Note that this line:
obj = obj + obj
Was thus decomposed in:
int x = ( (int) obj ) + ( (int) obj );
Base temp( x );
obj = temp;
The final instruction has the result of as if the memory in which obj sits will be occupied with the contents of temp (that's the role of the default copy constructor, which executes operator= for each member of the class, see again the 'rule of three').
Operator overloading involves a lot of issues that maybe are not foreseen if you don't have a more or less deep knowledge of the language, as you can see. Take also into account that languages like Java totally prevent its use, while C# permits it from a controlled perspective.
You refer to obj twice in the expression obj+obj and each such reference has to be converted to an integer.

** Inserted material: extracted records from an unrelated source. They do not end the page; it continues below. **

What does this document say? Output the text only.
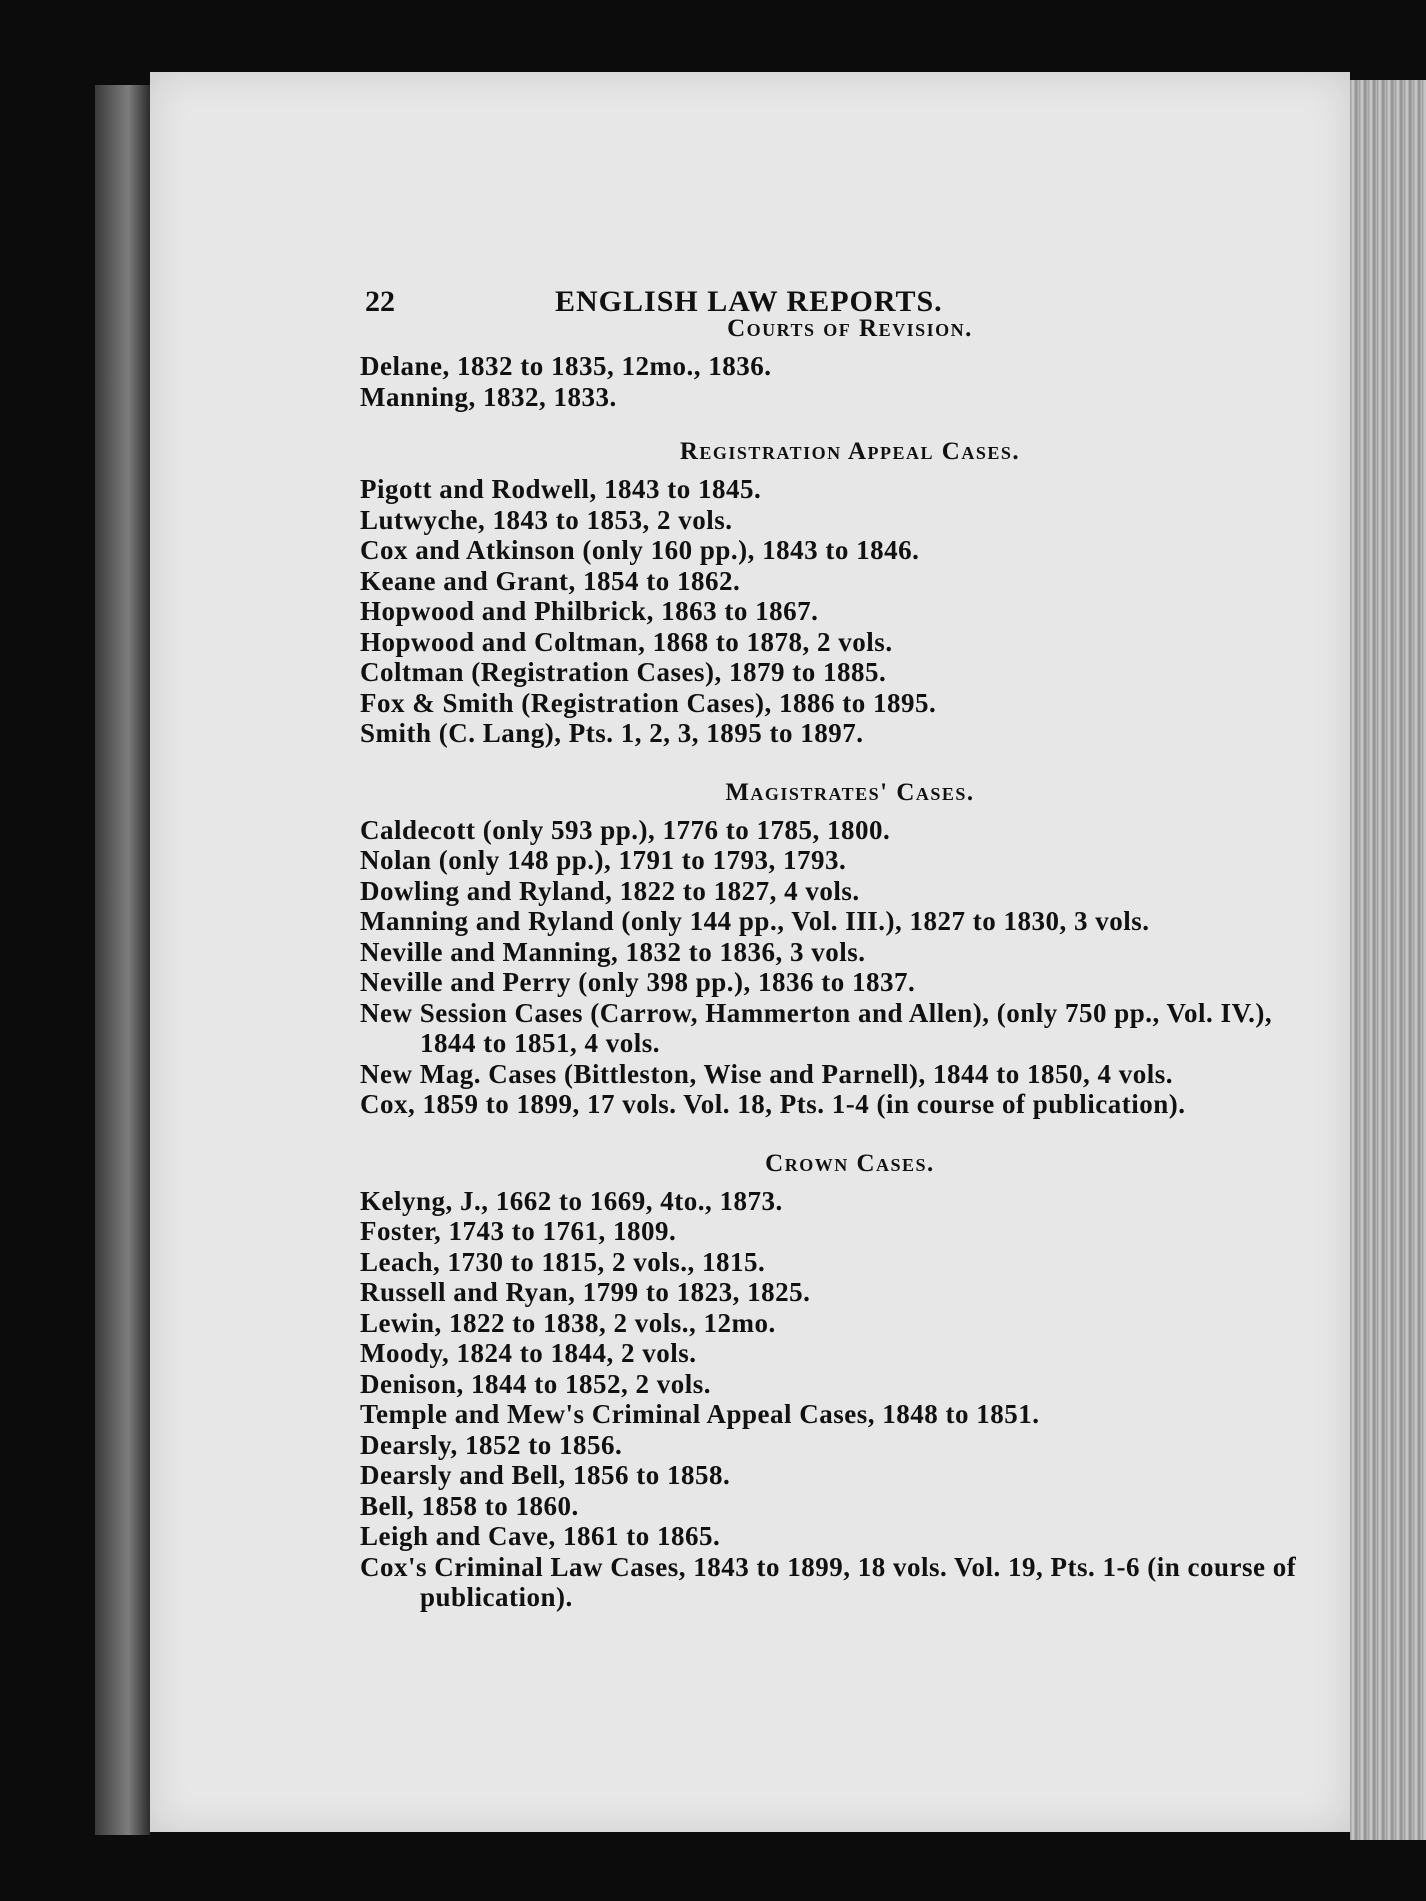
22	ENGLISH LAW REPORTS.
Courts of Revision.
Delane, 1832 to 1835, 12mo., 1836.
Manning, 1832, 1833.
Registration Appeal Cases.
Pigott and Rodwell, 1843 to 1845.
Lutwyche, 1843 to 1853, 2 vols.
Cox and Atkinson (only 160 pp.), 1843 to 1846.
Keane and Grant, 1854 to 1862.
Hopwood and Philbrick, 1863 to 1867.
Hopwood and Coltman, 1868 to 1878, 2 vols.
Coltman (Registration Cases), 1879 to 1885.
Fox & Smith (Registration Cases), 1886 to 1895.
Smith (C. Lang), Pts. 1, 2, 3, 1895 to 1897.
Magistrates' Cases.
Caldecott (only 593 pp.), 1776 to 1785, 1800.
Nolan (only 148 pp.), 1791 to 1793, 1793.
Dowling and Ryland, 1822 to 1827, 4 vols.
Manning and Ryland (only 144 pp., Vol. III.), 1827 to 1830, 3 vols.
Neville and Manning, 1832 to 1836, 3 vols.
Neville and Perry (only 398 pp.), 1836 to 1837.
New Session Cases (Carrow, Hammerton and Allen), (only 750 pp., Vol. IV.), 1844 to 1851, 4 vols.
New Mag. Cases (Bittleston, Wise and Parnell), 1844 to 1850, 4 vols.
Cox, 1859 to 1899, 17 vols. Vol. 18, Pts. 1-4 (in course of publication).
Crown Cases.
Kelyng, J., 1662 to 1669, 4to., 1873.
Foster, 1743 to 1761, 1809.
Leach, 1730 to 1815, 2 vols., 1815.
Russell and Ryan, 1799 to 1823, 1825.
Lewin, 1822 to 1838, 2 vols., 12mo.
Moody, 1824 to 1844, 2 vols.
Denison, 1844 to 1852, 2 vols.
Temple and Mew's Criminal Appeal Cases, 1848 to 1851.
Dearsly, 1852 to 1856.
Dearsly and Bell, 1856 to 1858.
Bell, 1858 to 1860.
Leigh and Cave, 1861 to 1865.
Cox's Criminal Law Cases, 1843 to 1899, 18 vols. Vol. 19, Pts. 1-6 (in course of publication).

It's not impossible (although it is a horrible idea) that such a conversion could be "stateful" - that is, it could by design return a different value each time it is called. After all, the value represented by obj may change (it could be a counter or something like that). So the compiler has to evaluate it afresh for each reference.
It's call once per operand, it doesn't matter if it is the same instance.
obj = obj+obj;
It "casts" the first operand to an int, and then the second one.
You need to overload the operator + if you want to avoid this implicit cast.
It calls operator int() twice because it needs to convert both obj to int before it can add them.
The first A comes from
Base obj;
The two Cs come from converting obj in obj+obj to int as you didn't overload the operator +.
The last A comes from obj = conversion of the resulting int to obj.